Dalla Resistenza alla Costituzione

Cari studenti, gentili docenti,

i lavori che oggi ci avete presentato con così tanto impegno rinfrancano il nostro spirito, fanno bene al nostro animo. Grazie a voi tutti per questo.

Il consigliere Giovagnoli, poco fa, mi raccontava un episodio piuttosto curioso e direi importante della nostra storia: al momento di formare il primo Parlamento nazionale Cavour chiese a Giuseppe Verdi di diventare deputato e gli chiede anche di incontrarlo presso il suo studio. In attesa di entrare nell’ufficio di Caovur Verdi vide uscire dalla stanza un tale Giuseppe Mazzini li per il suo stesso motivo. Ecco, questo episodio ci spiega quale fosse il tenore dei deputati dell’epoca, la loro levatura culturale e morale.

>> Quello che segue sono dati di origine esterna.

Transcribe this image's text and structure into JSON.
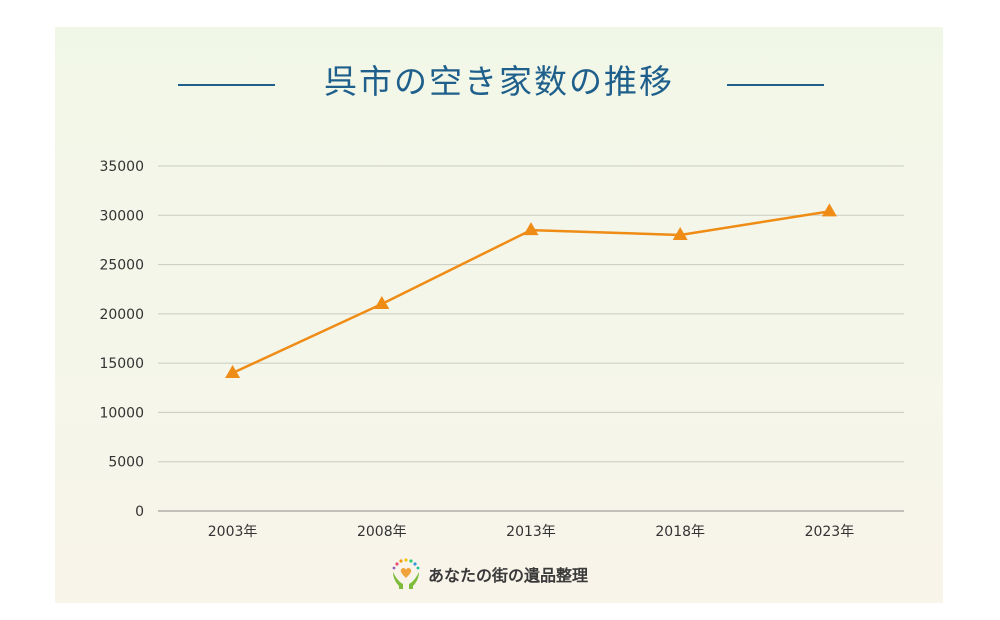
{
  "chart_data": {
    "type": "line",
    "title": "呉市の空き家数の推移",
    "categories": [
      "2003年",
      "2008年",
      "2013年",
      "2018年",
      "2023年"
    ],
    "series": [
      {
        "values": [
          14000,
          21000,
          28500,
          28000,
          30400
        ]
      }
    ],
    "yticks": [
      "0",
      "5000",
      "10000",
      "15000",
      "20000",
      "25000",
      "30000",
      "35000"
    ],
    "ylim": [
      0,
      35000
    ],
    "grid": true,
    "line_color": "#ef8c16",
    "grid_color": "#c9cbc1",
    "title_color": "#1f5f8b",
    "marker": "triangle"
  },
  "footer": {
    "logo_text": "あなたの街の遺品整理",
    "logo_icon": "hands-heart-icon"
  }
}
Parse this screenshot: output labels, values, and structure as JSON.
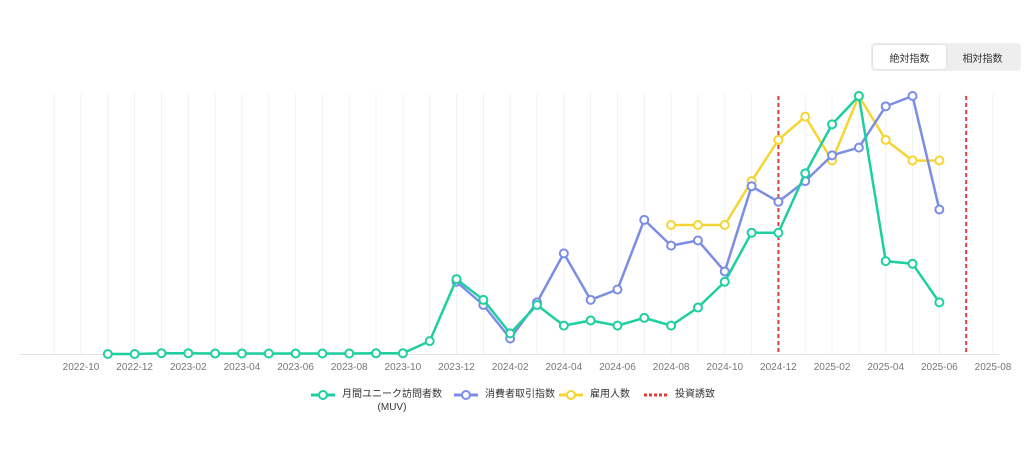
{
  "toggle": {
    "absolute_label": "絶対指数",
    "relative_label": "相対指数",
    "active": "absolute"
  },
  "chart_data": {
    "type": "line",
    "x_ticks": [
      "2022-10",
      "2022-12",
      "2023-02",
      "2023-04",
      "2023-06",
      "2023-08",
      "2023-10",
      "2023-12",
      "2024-02",
      "2024-04",
      "2024-06",
      "2024-08",
      "2024-10",
      "2024-12",
      "2025-02",
      "2025-04",
      "2025-06",
      "2025-08"
    ],
    "x_range": [
      "2022-10",
      "2025-08"
    ],
    "y_range": [
      0,
      100
    ],
    "grid": "vertical",
    "legend_position": "bottom",
    "series": [
      {
        "name": "月間ユニーク訪問者数",
        "name_sub": "(MUV)",
        "color": "#1ecfa0",
        "x": [
          "2022-11",
          "2022-12",
          "2023-01",
          "2023-02",
          "2023-03",
          "2023-04",
          "2023-05",
          "2023-06",
          "2023-07",
          "2023-08",
          "2023-09",
          "2023-10",
          "2023-11",
          "2023-12",
          "2024-01",
          "2024-02",
          "2024-03",
          "2024-04",
          "2024-05",
          "2024-06",
          "2024-07",
          "2024-08",
          "2024-09",
          "2024-10",
          "2024-11",
          "2024-12",
          "2025-01",
          "2025-02",
          "2025-03",
          "2025-04",
          "2025-05",
          "2025-06"
        ],
        "values": [
          0,
          0,
          0.3,
          0.3,
          0.2,
          0.2,
          0.2,
          0.2,
          0.2,
          0.2,
          0.3,
          0.3,
          5,
          29,
          21,
          8,
          19,
          11,
          13,
          11,
          14,
          11,
          18,
          28,
          47,
          47,
          70,
          89,
          100,
          36,
          35,
          20
        ]
      },
      {
        "name": "消費者取引指数",
        "color": "#7b8de4",
        "x": [
          "2023-12",
          "2024-01",
          "2024-02",
          "2024-03",
          "2024-04",
          "2024-05",
          "2024-06",
          "2024-07",
          "2024-08",
          "2024-09",
          "2024-10",
          "2024-11",
          "2024-12",
          "2025-01",
          "2025-02",
          "2025-03",
          "2025-04",
          "2025-05",
          "2025-06"
        ],
        "values": [
          28,
          19,
          6,
          20,
          39,
          21,
          25,
          52,
          42,
          44,
          32,
          65,
          59,
          67,
          77,
          80,
          96,
          100,
          56
        ]
      },
      {
        "name": "雇用人数",
        "color": "#f5d533",
        "x": [
          "2024-08",
          "2024-09",
          "2024-10",
          "2024-11",
          "2024-12",
          "2025-01",
          "2025-02",
          "2025-03",
          "2025-04",
          "2025-05",
          "2025-06"
        ],
        "values": [
          50,
          50,
          50,
          67,
          83,
          92,
          75,
          100,
          83,
          75,
          75
        ]
      },
      {
        "name": "投資誘致",
        "color": "#e03c3c",
        "type": "event_lines",
        "x": [
          "2024-12",
          "2025-07"
        ]
      }
    ]
  }
}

Difendere le istituzioni non è un gesto vuoto, perché le istituzioni rappresentano tutti noi, chiedere dignità a chi le rappresenta è importante perché rappresentare degnamente le istituzioni significa rispettare tutti i cittadini, chidere dignità a chi ci rappresenta significa difendere la nostra stessa dignità.

Nei vostri lavori avete parlato delle prime pagine della nostra storia nazionale, ebbene io ne voglio citare un’altra altrettanto importante per il nostro paese e per la dignità del nostro Paese: la lotta di Resistenza. Quella pagina così tragica ed eroica viene definita come il nuovo Risorgimento Italiano. Dalla Resistenza nasce la nostra Costituzione cardine delle nostre libertà e della nostra democrazia.  Questa Carta ci parla di eguaglianza e unità, si fonda su questi principi che voi avete così bene richiamato nei vostri lavori.

Ebbene, la Costituzione non è scritta nella roccia, non data per sempre, i suoi principi non si realizzano solo perchè scritti. Li realizziamo noi tutti.

Tutti noi, specie i giovani per far si che si concretizzino i principi della Costituzione non possono delegare a nessun altro i propri diritti e subordinare rispetto ai comportamenti di qualcun’altro i propri doveri. La Costituzione la realizziamo noi, la realizziamo cominciando dai nostri comportamenti e solo così ha senso e non è un vuoto simulacro.

Grazie e complimenti per il vostro lavoro.

Oggi più che mai Viva l’Italia, Viva la Repubblica.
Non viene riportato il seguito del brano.